>stroll into my local record store
>looking to pick up a copy of A Dramatic Turn of Events
>grab the game and take it to the charming maiden at the register
>"Pardon me, milady...but could you ring me up? A shame my massive intelligence can't read your mind to get your phone number, else I'd ring you up.
>she giggles and takes the record, blushing as her fingers brush mine due to my fingerless gloves
>her eyes widen as she reads the record's title
>"Wow, I've never seen anyone buy this before! You must be really smart!
>I smile and ready a witty response when suddenly a voice rings out from behind
>"Hahaha look at vvhat this false is buying! That's not Transilvanian Hunger!

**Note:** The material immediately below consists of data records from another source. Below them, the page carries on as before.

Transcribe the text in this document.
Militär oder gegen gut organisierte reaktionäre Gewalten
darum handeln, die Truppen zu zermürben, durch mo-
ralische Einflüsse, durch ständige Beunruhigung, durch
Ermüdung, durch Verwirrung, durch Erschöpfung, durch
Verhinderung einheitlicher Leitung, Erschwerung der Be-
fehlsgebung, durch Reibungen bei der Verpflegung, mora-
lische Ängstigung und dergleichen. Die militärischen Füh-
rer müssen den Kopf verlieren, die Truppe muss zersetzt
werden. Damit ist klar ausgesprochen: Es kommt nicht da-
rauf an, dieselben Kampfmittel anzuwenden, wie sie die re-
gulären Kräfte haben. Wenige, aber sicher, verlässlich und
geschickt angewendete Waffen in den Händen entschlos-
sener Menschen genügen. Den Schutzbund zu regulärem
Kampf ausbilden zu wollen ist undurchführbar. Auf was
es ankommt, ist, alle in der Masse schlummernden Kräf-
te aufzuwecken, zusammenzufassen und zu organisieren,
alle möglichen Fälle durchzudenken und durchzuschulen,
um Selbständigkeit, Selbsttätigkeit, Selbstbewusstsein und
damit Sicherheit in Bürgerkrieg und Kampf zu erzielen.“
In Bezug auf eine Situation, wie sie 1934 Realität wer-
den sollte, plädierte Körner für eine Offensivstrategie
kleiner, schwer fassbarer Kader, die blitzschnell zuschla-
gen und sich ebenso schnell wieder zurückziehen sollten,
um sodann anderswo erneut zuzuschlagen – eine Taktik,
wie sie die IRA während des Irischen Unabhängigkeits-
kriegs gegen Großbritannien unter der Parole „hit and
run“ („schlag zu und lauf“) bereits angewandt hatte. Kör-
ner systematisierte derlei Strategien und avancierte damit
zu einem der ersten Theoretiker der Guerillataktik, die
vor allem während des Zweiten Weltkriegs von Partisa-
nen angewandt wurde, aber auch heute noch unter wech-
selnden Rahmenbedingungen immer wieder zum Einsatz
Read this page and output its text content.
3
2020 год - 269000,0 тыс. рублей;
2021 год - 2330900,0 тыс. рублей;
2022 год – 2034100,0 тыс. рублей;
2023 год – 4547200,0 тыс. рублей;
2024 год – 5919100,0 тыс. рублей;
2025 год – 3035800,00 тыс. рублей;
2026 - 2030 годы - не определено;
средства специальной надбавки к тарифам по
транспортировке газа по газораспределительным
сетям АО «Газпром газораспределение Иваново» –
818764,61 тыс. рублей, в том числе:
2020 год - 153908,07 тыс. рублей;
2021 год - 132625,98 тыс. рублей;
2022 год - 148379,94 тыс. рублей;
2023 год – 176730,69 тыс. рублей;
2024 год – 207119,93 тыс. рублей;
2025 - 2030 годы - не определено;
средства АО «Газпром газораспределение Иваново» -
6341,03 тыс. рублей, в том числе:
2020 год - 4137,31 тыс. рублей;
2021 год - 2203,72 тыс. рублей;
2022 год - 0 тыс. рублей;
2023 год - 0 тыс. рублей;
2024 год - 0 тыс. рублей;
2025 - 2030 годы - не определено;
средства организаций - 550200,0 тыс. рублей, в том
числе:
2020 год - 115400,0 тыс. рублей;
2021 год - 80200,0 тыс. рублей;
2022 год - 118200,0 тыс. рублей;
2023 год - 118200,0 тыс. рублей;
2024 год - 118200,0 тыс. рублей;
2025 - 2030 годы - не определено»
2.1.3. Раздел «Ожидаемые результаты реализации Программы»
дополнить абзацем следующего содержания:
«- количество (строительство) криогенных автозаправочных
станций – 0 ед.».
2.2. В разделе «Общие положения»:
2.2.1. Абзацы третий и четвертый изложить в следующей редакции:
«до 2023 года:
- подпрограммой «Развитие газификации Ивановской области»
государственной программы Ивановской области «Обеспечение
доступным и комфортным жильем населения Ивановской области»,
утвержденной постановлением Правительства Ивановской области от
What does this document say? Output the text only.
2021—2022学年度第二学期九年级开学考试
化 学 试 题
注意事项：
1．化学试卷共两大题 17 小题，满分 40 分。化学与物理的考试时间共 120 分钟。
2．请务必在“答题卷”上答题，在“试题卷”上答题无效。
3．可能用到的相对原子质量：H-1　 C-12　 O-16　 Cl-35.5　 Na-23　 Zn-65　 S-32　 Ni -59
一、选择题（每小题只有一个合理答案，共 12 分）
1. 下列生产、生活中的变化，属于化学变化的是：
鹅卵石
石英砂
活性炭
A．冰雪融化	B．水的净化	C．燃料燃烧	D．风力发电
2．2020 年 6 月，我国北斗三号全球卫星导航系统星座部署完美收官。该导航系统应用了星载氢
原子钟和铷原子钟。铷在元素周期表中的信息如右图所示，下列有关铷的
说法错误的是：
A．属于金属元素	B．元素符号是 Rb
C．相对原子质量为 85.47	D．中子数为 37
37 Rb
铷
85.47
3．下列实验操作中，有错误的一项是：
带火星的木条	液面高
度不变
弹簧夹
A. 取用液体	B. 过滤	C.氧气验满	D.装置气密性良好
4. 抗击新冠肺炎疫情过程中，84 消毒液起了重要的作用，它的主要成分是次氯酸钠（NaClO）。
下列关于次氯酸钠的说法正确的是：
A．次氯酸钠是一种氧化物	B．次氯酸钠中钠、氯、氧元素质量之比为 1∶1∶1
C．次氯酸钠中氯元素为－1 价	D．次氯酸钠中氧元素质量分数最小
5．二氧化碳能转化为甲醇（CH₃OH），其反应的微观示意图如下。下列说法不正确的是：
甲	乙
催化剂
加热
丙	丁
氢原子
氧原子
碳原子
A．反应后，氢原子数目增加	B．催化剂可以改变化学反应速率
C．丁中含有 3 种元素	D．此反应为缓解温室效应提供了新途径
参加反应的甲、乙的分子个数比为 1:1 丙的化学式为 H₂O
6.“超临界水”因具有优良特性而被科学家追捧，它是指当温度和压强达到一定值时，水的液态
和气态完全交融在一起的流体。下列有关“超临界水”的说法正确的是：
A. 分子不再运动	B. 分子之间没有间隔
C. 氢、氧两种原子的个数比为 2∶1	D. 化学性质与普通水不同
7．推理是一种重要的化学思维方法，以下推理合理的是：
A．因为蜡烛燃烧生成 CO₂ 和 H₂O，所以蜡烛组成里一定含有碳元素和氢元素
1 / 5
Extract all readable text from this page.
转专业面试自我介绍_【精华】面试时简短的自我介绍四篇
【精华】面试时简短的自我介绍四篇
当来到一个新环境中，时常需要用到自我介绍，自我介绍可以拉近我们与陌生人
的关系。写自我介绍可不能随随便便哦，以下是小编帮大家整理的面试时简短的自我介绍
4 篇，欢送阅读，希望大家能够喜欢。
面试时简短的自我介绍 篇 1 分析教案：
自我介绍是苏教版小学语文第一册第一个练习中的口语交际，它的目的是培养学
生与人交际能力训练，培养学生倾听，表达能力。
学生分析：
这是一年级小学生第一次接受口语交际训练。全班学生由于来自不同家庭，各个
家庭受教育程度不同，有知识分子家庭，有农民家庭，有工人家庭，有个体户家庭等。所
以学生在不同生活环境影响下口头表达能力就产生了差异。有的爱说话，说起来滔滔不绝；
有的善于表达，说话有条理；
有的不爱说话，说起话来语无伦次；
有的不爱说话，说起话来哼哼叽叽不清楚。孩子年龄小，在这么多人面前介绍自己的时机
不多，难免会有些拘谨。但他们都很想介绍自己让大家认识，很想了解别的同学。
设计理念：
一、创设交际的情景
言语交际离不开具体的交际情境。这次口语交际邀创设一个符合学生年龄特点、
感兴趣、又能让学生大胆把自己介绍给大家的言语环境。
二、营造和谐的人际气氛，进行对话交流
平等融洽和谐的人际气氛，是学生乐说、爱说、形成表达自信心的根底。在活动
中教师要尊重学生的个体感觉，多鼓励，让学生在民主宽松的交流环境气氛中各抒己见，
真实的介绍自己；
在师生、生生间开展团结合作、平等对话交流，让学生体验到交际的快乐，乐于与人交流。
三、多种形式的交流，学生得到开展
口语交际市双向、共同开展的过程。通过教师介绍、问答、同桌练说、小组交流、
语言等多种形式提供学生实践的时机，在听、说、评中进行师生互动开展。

VVhat a piece of ♥♥♥♥!"
>I quickly turn around, my cloak billowing behind me, to discern the source of the rude outburst
>generic potato metal elitist caricature with corpse paint and "the guy that beat you up that one time behind the school in early October" shirt is standing there guffawing
>"Excuse me sir...you may disparage my person if you wish, but it is untoward to swear in front of a lady."
>"♥♥♥♥ you ♥♥♥♥♥♥!"
>I smile quietly and tip my fedora low across my eyes, concealing them
>"As you wish..."
>I quickly focus my mind and prepare to unleash the powers of IQ upon him
>he bellows and charges forward
>I expertly sidestep him and the cashier screams as he crashes into the counter
>I summon my powers and mutter a quiet oath as I fire my mind beam into his back
>"...requiescat in pace..."
>the girl walks out from behind the counter, twirling her hair with her fingers
>"So...maybe you'd like to come over to my place to listen to that record sometime...?
>"No thanks, milady, you're too stupid for it. Besides..."
>I quickly write out an equation to solve the world's energy crisis and show it to her
>"I doubt you could understand something as simple as that."